Schumer was the most senior Democrat in Congress last year to oppose an international agreement under which Iran agreed to give up its nuclear weapons program in exchange for relief from econonmic sanctions.

Schumer, a Democrat set to become the party's Senate leader, joined New York Mayor Bill de Blasio and the city's police and fire commissioners to blast a White House budget plan that would cut annual funding for the city's Urban Area Security Initiative from $600 million to to $330 million.

As the country's largest city and the only U.S. location repeatedly attacked by terrorists, including the Sept. 11, 2001 attacks, New York officials have long sought extra consideration in allocation of federal anti-terror funds.

"New York is an enduring target," Kelly said. "It always will be."

Schumer statements drew a pointed White House response, an unusual reaction aimed at a key Democratic ally.

"At some point, Sen. Schumer's credibility in talking about national security issues, particularly when the facts are as they are when it relates to homeland security, have to be affected by the position that he's taken on other issues," White House Press Secretary Josh Earnest said Wednesday.

"Sen.
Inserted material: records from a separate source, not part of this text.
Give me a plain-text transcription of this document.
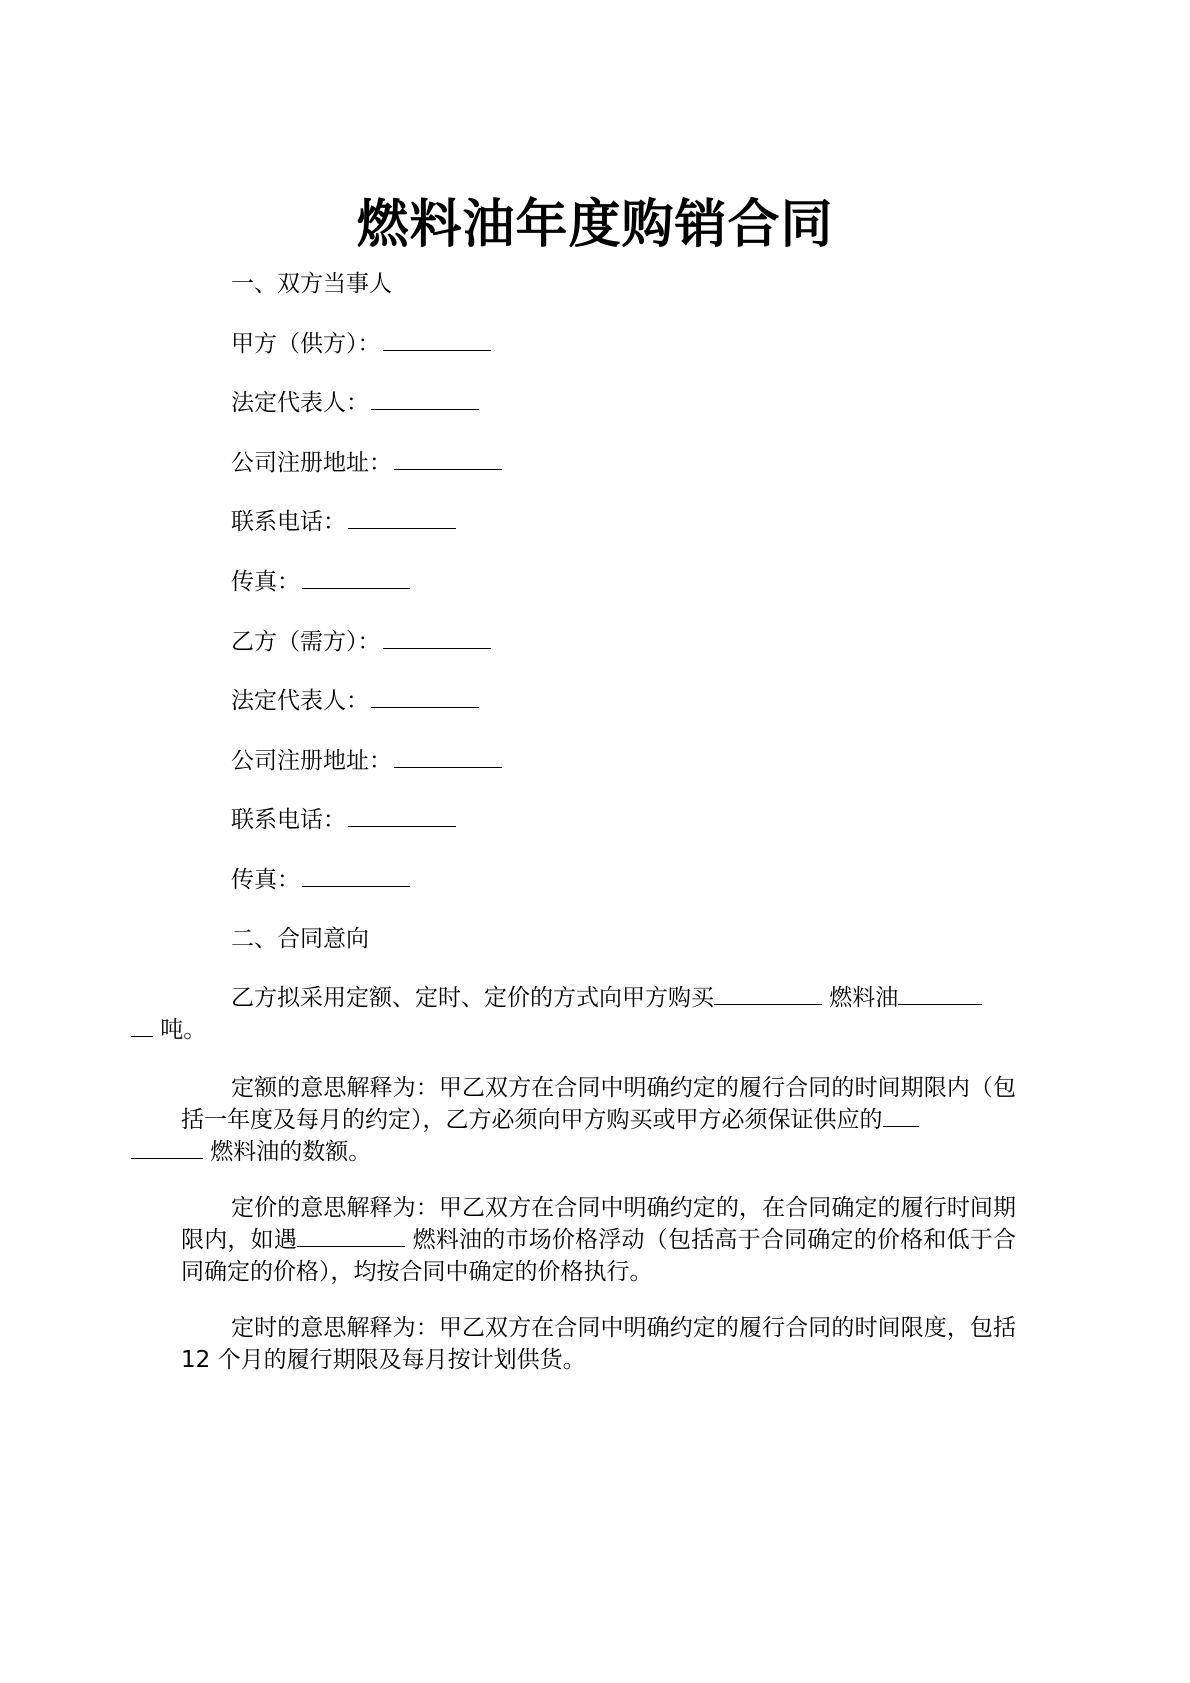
燃料油年度购销合同
一、双方当事人
甲方（供方）：
法定代表人：
公司注册地址：
联系电话：
传真：
乙方（需方）：
法定代表人：
公司注册地址：
联系电话：
传真：
二、合同意向
乙方拟采用定额、定时、定价的方式向甲方购买	燃料油
吨。
定额的意思解释为：甲乙双方在合同中明确约定的履行合同的时间期限内（包括一年度及每月的约定），乙方必须向甲方购买或甲方必须保证供应的
燃料油的数额。
定价的意思解释为：甲乙双方在合同中明确约定的，在合同确定的履行时间期限内，如遇	燃料油的市场价格浮动（包括高于合同确定的价格和低于合同确定的价格），均按合同中确定的价格执行。
定时的意思解释为：甲乙双方在合同中明确约定的履行合同的时间限度，包括 12 个月的履行期限及每月按计划供货。
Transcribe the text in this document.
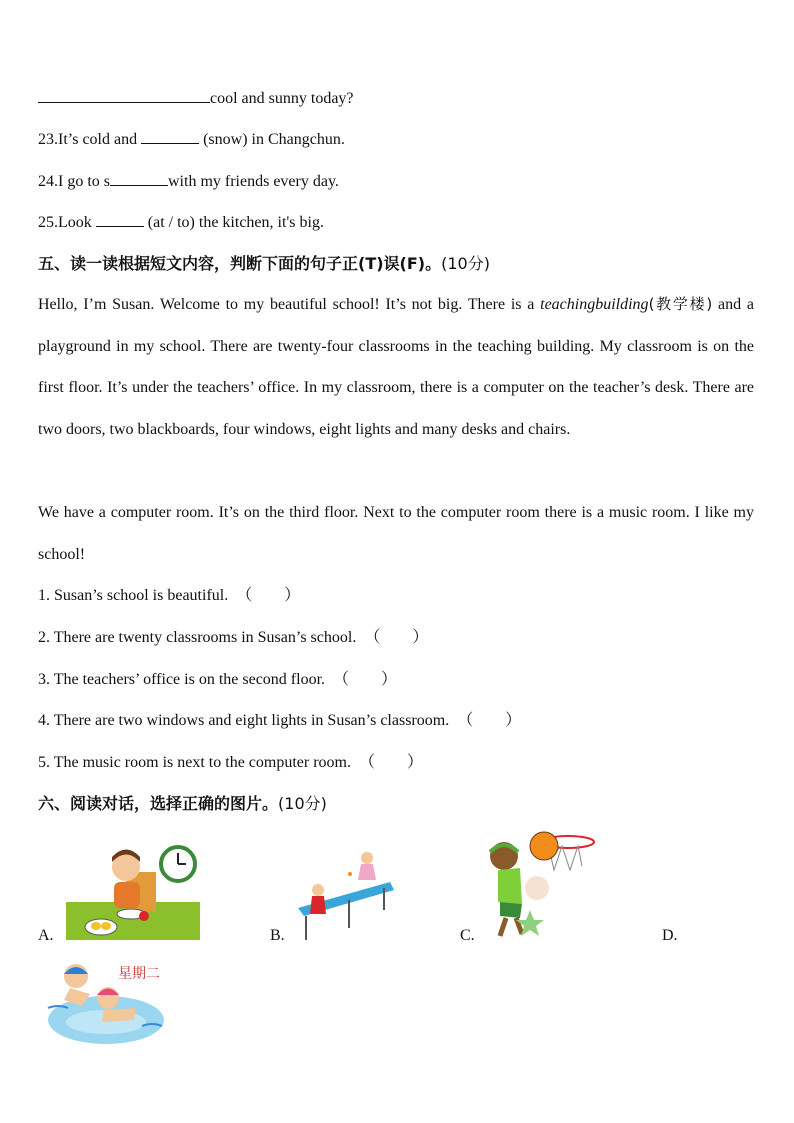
cool and sunny today?
23.It’s cold and	(snow) in Changchun.
24.I go to s	with my friends every day.
25.Look	(at / to) the kitchen, it's big.
五、读一读根据短文内容，判断下面的句子正(T)误(F)。(10分)
Hello, I’m Susan. Welcome to my beautiful school! It’s not big. There is a teachingbuilding(教学楼) and a playground in my school. There are twenty-four classrooms in the teaching building. My classroom is on the first floor. It’s under the teachers’ office. In my classroom, there is a computer on the teacher’s desk. There are two doors, two blackboards, four windows, eight lights and many desks and chairs.
We have a computer room. It’s on the third floor. Next to the computer room there is a music room. I like my school!
1. Susan’s school is beautiful. （　　）
2. There are twenty classrooms in Susan’s school. （　　）
3. The teachers’ office is on the second floor. （　　）
4. There are two windows and eight lights in Susan’s classroom. （　　）
5. The music room is next to the computer room. （　　）
六、阅读对话，选择正确的图片。(10分)
A.	B.	C.	D.
星期二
Schumer is somebody that came out and opposed the international agreement to prevent Iran from obtaining a nuclear weapon. He was wrong about that position," Earnest said. "And when people look at the facts here when it comes to funding for homeland security, they'll recognize that he's wrong this time too."

Earnest said financing for the program was cut because New York failed to spend the money it had already received.

Kelly, though a de Blasio critic, is a Schumer ally. The senator has unsuccessfully proposed Obama nominate Kelly a head of the Federal Bureau of Investigation and the Department of Homeland Security.